De l'envie d'écrire
Pierre Kobel
La plume me démange. Alors, écrire ! Mais à propos de quoi ? Jeter quelques mots sur la page, voir venir, laisser mûrir la chose, aller par « sauts et gambades », divaguer en quelque sorte en entremêlant l’actualité et des réminiscences, ce que m’ont dit les derniers livres lus, en laissant passer de l’humeur du jour et des gros points d’interrogation quant à l’utilité de mes chantiers.
Voilà, je suis dans les transports entre deux domiciles, ma valise bureau sur les genoux, le carnet ouvert, le Pilot V7 entre les doigts, la tête ouverte au champ des ruminations, je me laisse bercer per le roulis du RER qui me dit le quotidien, m’insère dans un rythme sans surprises.
Ici je suis chez moi. Cette banlieue c’est la mienne. Quand on me demande : « Vous êtes parisien ? », je réponds : « Banlieusard ! » Et pour moi c’est aussi riche que d’être de la capitale. J’ai grandi dans cette banlieue de l’est, dans un monde modeste de petits fonctionnaires, d’ouvriers, d’employés, de mères au foyer et de petits commerces. Je me souviens du maire communiste de cette ceinture rouge qui saluait chaleureusement le curé de la paroisse dont ma famille était un pilier. Je me souviens plus tard de Guy Bedos au théâtre municipal commençant son spectacle par : « Une municipalité communiste ? Et l’Institut du cancer ? Les pauvres… ! Vous n’avez pas de chance… » Éclat de rire de la salle évidemment !
Oui cette France-là était modeste, en grande part venue de sa province natale, encore empreinte d’un monde plus ancien où les guerres du XXe siècle avaient laissé leurs marques.
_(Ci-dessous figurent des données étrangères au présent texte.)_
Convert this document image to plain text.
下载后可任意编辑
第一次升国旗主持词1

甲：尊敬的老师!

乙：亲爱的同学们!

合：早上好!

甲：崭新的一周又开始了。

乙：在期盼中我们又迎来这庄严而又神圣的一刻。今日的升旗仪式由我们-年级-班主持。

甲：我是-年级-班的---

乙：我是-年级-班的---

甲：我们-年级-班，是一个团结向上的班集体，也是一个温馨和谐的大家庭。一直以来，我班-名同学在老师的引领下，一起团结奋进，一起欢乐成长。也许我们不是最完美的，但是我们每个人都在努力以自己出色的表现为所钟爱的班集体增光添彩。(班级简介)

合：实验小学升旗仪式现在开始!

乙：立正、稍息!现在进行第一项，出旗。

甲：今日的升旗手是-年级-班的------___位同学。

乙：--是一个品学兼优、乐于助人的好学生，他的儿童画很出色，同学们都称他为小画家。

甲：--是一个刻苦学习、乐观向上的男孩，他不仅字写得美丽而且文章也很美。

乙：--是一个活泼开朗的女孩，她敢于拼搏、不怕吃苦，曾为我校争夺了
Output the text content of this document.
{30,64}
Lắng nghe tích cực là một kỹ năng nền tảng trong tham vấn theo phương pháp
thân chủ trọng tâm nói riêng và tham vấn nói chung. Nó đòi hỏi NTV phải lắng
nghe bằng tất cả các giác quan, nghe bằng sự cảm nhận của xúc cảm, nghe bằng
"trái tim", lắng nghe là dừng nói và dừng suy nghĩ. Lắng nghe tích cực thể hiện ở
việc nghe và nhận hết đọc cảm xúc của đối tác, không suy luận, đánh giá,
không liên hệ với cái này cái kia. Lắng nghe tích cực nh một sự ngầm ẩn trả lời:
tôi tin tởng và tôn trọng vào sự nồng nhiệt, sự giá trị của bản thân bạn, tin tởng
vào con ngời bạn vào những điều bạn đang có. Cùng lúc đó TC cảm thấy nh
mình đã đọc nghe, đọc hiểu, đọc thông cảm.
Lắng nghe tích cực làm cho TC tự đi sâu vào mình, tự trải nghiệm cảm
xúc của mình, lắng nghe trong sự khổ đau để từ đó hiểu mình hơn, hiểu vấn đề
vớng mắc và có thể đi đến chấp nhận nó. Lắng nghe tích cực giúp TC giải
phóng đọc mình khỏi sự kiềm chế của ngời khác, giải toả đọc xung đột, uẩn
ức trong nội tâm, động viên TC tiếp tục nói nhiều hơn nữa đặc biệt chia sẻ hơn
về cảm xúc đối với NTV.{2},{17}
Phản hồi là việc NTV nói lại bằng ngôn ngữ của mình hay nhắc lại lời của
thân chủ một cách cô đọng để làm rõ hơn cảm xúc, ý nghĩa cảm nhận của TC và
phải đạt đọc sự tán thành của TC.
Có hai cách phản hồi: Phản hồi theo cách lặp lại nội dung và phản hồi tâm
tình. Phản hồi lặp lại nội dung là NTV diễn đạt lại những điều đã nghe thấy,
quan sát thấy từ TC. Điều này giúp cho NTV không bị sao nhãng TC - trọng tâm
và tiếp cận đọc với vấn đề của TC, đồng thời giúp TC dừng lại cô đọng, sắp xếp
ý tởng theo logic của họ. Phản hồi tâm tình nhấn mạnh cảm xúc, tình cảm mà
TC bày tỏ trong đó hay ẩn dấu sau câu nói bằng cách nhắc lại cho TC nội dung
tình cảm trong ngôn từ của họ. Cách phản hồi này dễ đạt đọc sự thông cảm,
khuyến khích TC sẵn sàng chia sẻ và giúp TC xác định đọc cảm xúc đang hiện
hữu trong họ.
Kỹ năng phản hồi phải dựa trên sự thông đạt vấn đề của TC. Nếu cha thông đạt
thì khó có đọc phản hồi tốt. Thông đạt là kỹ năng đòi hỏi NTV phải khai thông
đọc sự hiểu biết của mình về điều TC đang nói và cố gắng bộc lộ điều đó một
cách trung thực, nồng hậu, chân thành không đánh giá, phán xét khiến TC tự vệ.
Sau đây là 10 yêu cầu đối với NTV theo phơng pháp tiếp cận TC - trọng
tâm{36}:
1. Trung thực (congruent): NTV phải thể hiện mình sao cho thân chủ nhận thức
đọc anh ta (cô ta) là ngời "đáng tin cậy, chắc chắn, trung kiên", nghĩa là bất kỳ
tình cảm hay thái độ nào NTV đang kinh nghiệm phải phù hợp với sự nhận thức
C’était encore beaucoup de vieilles maisons du siècle précédent, des pavillons en meulière, signes de l’ascension sociale des plus favorisés, c’était les jardins familiaux au pied des forts ceinturant encore Paris, c’était les Comptoirs français, le Viniprix, premier libre-service, bien avant les fourre-tout anonymes d’aujourd’hui aux portes des villes. C’était les entreprises de tailles moyennes insérées dans le tissu urbain qui provoquaient l’émoi dans tout le quartier quand se déclarait un incendie.
Tout a changé ? On en a l’illusion, mais rien n’est moins sûr. Il y a toujours ce monde modeste à ma porte. Ma banlieue s’est un peu déplacée. Elle s’agrémente aujourd’hui des bords de Marne, de leur nature, de la volatile qui les peuple. (les pigeons de ma fenêtre devenus grands se sont envolés depuis longtemps et si je laissais faire les adultes rempliraient le nid de nouveau). Elle s’est bâtie d’immeubles sur les ruines des maisons vétustes, elle a supprimé les trolleybus pour se laisser rattraper par le métro et le RER. Pour autant je croise toujours cette population travailleuse, ces immigrés repoussés à l’extérieur des lieux de leur labeur, ces petites gens retraités qui promènent leur chien et vont au Monoprix aux heures chargées « pour voir du monde ».
Modeste. Je ne cesse de revenir à ce qualificatif qui traduit le mieux ce qu’était et ce qu’est encore cette vie anonyme, répétitive, aux ambitions mesurées, parfois rétives aux différences et aux « étranges étrangers », cherchant l’assurance et les rituels dans une société en perpétuel mouvement, à l’évolution chaotique, au temps fragmenté que parfois seuls les mots reconstruisent.
J’aurais pu intituler mon billet Chronique divagatrice. Je l’ai commencé sans savoir où j’allais, il m’a ramené chez moi, dans mes espaces géographiques, mentaux, dans mon histoire personnelle.
Et accessoirement, il a rempli mon voyage d’une banlieue à l’autre.